A Ankara, elles étaient environ 2.000 à défiler dans le centre-ville aux cris de: « Stop aux meurtres de femmes ! » ou « Ne transformez pas nos robes de mariées en linceul ! ».
A Istanbul, plusieurs centaines de femmes ont défilé sur la place centrale de Taksim, avec les mêmes revendications. D’autres manifestations ont été organisées à travers le pays.
La polygamie, bien qu’illégale, existe aussi en Turquie. Selon un rapport publié récemment, 187.000 femmes turques partagent leur mari avec une deuxième épouse, par le biais d’un mariage religieux.
En Turquie, considérée comme relativement progressiste et ouverte par les occidentaux, les femmes sont victimes de comportement aberrants, en toute impunité. Dans ce pays on estime qu’il existe 100 milles “fillettes fiancées”. Ces femmes n´intéressent pas Erdogan trop occupé à condamner Israël, qui s´offre pourtant comme la seule démocratie moyen orientale. Même chose pour les nombreuses organisations non gouvernementales, » amis » des droits de l´homme et de la femme, qui dans les capitales d´Europe, sont trop occupées aux femmes palestiniennes.
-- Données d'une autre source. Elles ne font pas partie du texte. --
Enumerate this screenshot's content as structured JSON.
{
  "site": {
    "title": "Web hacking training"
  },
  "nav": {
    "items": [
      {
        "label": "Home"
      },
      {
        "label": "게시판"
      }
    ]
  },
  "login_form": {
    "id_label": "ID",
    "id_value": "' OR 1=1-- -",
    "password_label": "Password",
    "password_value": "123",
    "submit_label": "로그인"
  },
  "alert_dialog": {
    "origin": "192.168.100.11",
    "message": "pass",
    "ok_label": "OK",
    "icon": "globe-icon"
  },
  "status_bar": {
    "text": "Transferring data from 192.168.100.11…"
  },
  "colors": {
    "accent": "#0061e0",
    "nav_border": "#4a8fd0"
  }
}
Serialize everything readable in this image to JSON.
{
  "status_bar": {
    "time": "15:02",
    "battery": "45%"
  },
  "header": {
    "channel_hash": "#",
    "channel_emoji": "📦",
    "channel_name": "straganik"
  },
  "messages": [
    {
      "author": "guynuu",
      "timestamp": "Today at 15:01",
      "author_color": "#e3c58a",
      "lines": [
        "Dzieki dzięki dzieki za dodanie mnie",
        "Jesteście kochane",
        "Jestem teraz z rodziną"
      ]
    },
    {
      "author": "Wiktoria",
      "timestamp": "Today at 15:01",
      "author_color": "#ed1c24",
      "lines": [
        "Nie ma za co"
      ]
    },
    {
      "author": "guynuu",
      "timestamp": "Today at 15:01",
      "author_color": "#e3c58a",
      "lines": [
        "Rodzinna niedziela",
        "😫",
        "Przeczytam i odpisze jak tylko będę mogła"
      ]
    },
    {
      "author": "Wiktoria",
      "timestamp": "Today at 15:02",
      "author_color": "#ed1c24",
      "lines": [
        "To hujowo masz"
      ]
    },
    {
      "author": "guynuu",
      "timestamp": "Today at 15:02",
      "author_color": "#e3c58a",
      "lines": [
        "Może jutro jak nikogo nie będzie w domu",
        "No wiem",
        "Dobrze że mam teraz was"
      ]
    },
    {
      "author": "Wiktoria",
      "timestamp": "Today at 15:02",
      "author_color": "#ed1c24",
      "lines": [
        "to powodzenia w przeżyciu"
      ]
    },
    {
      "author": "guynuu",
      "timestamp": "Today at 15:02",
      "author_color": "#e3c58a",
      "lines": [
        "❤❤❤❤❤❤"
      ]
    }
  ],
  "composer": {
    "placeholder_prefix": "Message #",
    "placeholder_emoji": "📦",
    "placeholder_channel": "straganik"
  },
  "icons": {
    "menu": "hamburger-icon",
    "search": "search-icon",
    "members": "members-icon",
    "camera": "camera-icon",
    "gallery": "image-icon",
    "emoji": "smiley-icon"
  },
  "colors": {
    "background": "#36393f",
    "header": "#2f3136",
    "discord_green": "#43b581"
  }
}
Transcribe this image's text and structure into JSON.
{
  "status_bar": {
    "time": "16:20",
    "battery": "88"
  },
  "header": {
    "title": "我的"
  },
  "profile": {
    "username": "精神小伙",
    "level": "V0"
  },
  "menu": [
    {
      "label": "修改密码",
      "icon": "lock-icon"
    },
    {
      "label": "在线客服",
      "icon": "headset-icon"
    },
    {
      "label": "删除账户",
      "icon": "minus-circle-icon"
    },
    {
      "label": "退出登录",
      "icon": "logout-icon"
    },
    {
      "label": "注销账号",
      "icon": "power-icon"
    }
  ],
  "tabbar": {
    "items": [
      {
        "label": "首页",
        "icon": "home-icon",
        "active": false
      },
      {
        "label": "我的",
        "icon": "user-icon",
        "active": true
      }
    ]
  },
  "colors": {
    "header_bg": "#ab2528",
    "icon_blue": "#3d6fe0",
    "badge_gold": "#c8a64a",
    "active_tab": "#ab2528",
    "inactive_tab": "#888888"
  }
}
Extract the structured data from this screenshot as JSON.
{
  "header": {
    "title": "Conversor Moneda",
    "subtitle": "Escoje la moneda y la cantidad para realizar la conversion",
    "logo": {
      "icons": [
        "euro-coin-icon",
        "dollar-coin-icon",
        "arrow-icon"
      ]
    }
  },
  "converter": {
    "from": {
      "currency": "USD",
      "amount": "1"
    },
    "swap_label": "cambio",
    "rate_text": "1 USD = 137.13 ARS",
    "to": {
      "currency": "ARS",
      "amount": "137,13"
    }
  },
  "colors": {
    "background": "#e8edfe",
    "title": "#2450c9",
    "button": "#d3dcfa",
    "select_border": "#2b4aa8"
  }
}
La vie de ces jeunes femmes opprimées vaut bien peu dans la balance des intérêts politiques et stratégiques des pays libres. Pourtant la Turquie est championne du crime d’honneur. Et certain veulent la faire rentrer en Europe !
Certains n’ont pas entendu parler de l´histoire de Medine Memi, jeune fille turque de dix sept ans assassinée par sa propre famille dans les conditions horribles vécues dans sa chair, jusque dans ses poumons d´adolescente. La jeune fille de 16 ans a été enterrée vivante par ses proches, un crime commis dans le sud-est de la Turquie pour laver l’honneur de la famille qui la soupçonnait de fréquenter des hommes.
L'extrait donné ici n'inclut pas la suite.